Monday, January 18, 2010

Second assignment


I got my second assignment back this morning from the OU Creative Writing course and was nearly in tears when I read a 90% mark for it.
It is a short story called The Smell of Plums.
Now I just need to write the assignment for Start Writing Plays course, which is due by 28/01.
I keep changing my mind about it but time is running out.
I am also wading through the Poetry part of the Creative Writing course. Poetry is not really my thing but find it disheartening how many people think they are poets. Good poetry is wonderful. I love Ted Hughes, Dylan Thomas and Seamus Heaney. I particularly love a poem called The Great Horned Owl by Charles Simic. Rhay, my friend and writing mentor lent me a book of poems by Cynthia Rylant called God Went to Beauty School. It is a short collection of short poems about God in human situations - it is simply beautiful, and I don't believe in God but it is funny, true and human.
Yes like the little girl with the curl, poetry when it is good is very very good but when it is bad it is horrid.

Tuesday, January 12, 2010

Rhubarb winter sky


A couple of evenings ago the evening sky was saturated with this intense rhubarb colour. It left me open mouthed with awe. The whole world felt domed by this light.

Saturday, January 9, 2010

At last!

http://www.telegraph.co.uk/news/worldnews/northamerica/usa/6952353/Positive-thinking-making-us-miserable-says-author.html
Finally someone has put their head above the parapet and voiced what a lot of us have been thinking. I hope the world listens. Am off to see if I can order the book.

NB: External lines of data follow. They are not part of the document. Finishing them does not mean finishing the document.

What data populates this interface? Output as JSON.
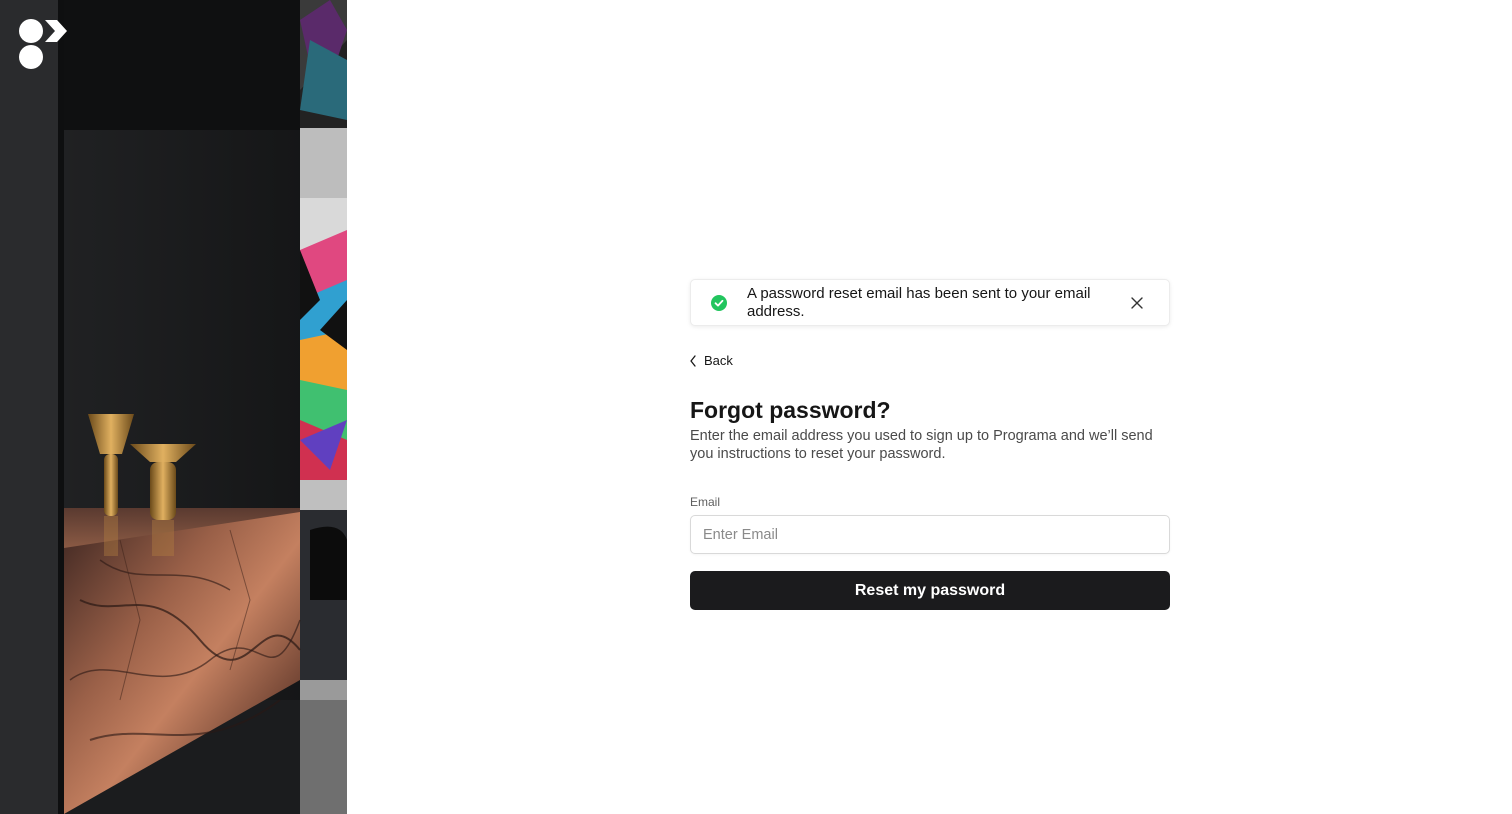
{
  "brand": {
    "logo_icon": "programa-logo-icon",
    "accent_color": "#1b1b1d"
  },
  "notification": {
    "type": "success",
    "icon": "check-circle-icon",
    "status_color": "#22c55e",
    "message": "A password reset email has been sent to your email address.",
    "close_icon": "close-icon"
  },
  "nav": {
    "back_icon": "chevron-left-icon",
    "back_label": "Back"
  },
  "form": {
    "title": "Forgot password?",
    "description": "Enter the email address you used to sign up to Programa and we’ll send you instructions to reset your password.",
    "email": {
      "label": "Email",
      "placeholder": "Enter Email",
      "value": ""
    },
    "submit_label": "Reset my password"
  }
}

I thought I was the only twisted soul who wanted to puke everytime a pink ribbon appeared on my screen.

Friday, January 8, 2010

Oh I wish...


Am I the only one who finds this funny?

Athalassa Park

Yvonne, the woman responsible for my aching muscles and early morning rise today resulting in a 20 minute circuit of the neighbourhood before the sun was up!! I don't know whether to thank her or curse her.
She took me for a 'walk' in the Athalassa Park yesterday - 6kms and an hour and a half later I got back to the car amazed and delighted by the area. I have known it was here on the outskirts of the city, near to where we live but never bothered to explore it.


It is an oasis of green, trees, water and wildfowl. A place to walk and think among birdsong, empty paths and intriguing aromatic smells - except for the last cattle-dung waft - we could see no cattle but it was suspiciously near the army camp on the perimeter of the park.

The Park is about 840 hectares, and forestation was started around 1904. It has approximately 500 species of trees and shrubs and is effectively the lungs of Nicosia. Birds, fowl, owls, foxes, rabbits and lizards populate the park as well as cats and as Yvonne told me occaisionally young National Servicemen on exercise amongst the trees.

There are several bodies of water which resound with the sound of birds and frogs. Costas tells me there are a lot of fish in it as well. Below are black shags(?).


Truly a sward of green - the like of which rarely seen in this country.


Another waterhole - after a recent visit to South Africa I half expected to see hippos and elephants venturing forth.

Farm land on the edge, part of the Ministry of Agriculture I think, and the air was heavy with the sweet smell of cut grass.

Winter sun and shadows dappled the area, still lush after recent heavy rains in December.

Yvonne thinks these are berries from a pepper tree. The tree looked a bit like a weeping willow.





Such persistance of greens is a rarity here but all the more treasured because it is rare.

Below this bridge, sad to say, the lake was dammed with debris and rubbish.



What a delight the park was. It is 10 minutes from where I live and there are spots and vistas with seating and shelter which should make me go more often. It is the ideal place to gather thoughts and think about the writing away from the distractions and noise of everyday life and the internet. But will I go?